The Judge also noted that S&P's reason for including ABN as a defendant, motivated by its desire to avoid duplicative proceedings, seemed to have been to remove ABN from the jurisdiction of the Dutch court.
The judgment makes useful reading from various perspectives. The key points which should be drawn from it are perhaps these:
- Where a bank carrying out business internationally has structured its business such that some products or services are provided by a specific branch, it should be ready to be sued in the place of domicile of that branch.
- The court will not go to any lengths to avoid duplicative proceedings in EU states.
- Where the court considers jurisdiction in cases where negligent misrepresentation is alleged, it will consider the place from which the misstatements were put into circulation as good a place to found jurisdiction as that where they were received. The place where representations are put into circulation is not always the same as their place of origin, and it will be important to scrutinise how, where and to whom they are communicated.

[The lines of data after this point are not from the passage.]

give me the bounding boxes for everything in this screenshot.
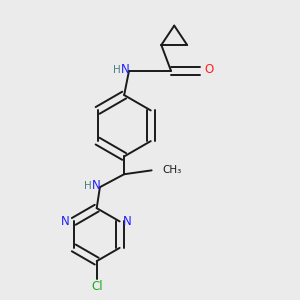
Text: N: N [123, 215, 132, 228]
Text: Cl: Cl [91, 280, 103, 293]
Text: N: N [61, 215, 70, 228]
Text: N: N [92, 179, 100, 192]
Text: CH₃: CH₃ [162, 165, 181, 175]
Text: O: O [205, 63, 214, 76]
Text: H: H [113, 65, 121, 75]
Text: H: H [84, 181, 92, 190]
Text: N: N [121, 63, 130, 76]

- Proceedings seeking negative declarations are commonly used by parties who want to make sure that claims they know may be made against them are made in a court of their choosing. The Judge's conclusions on article 6.2 of the Regulation are a reminder that parties must take the rough with the smooth if they proceed in that way, and that they cannot automatically then assume the role of defendant where it is convenient to do so.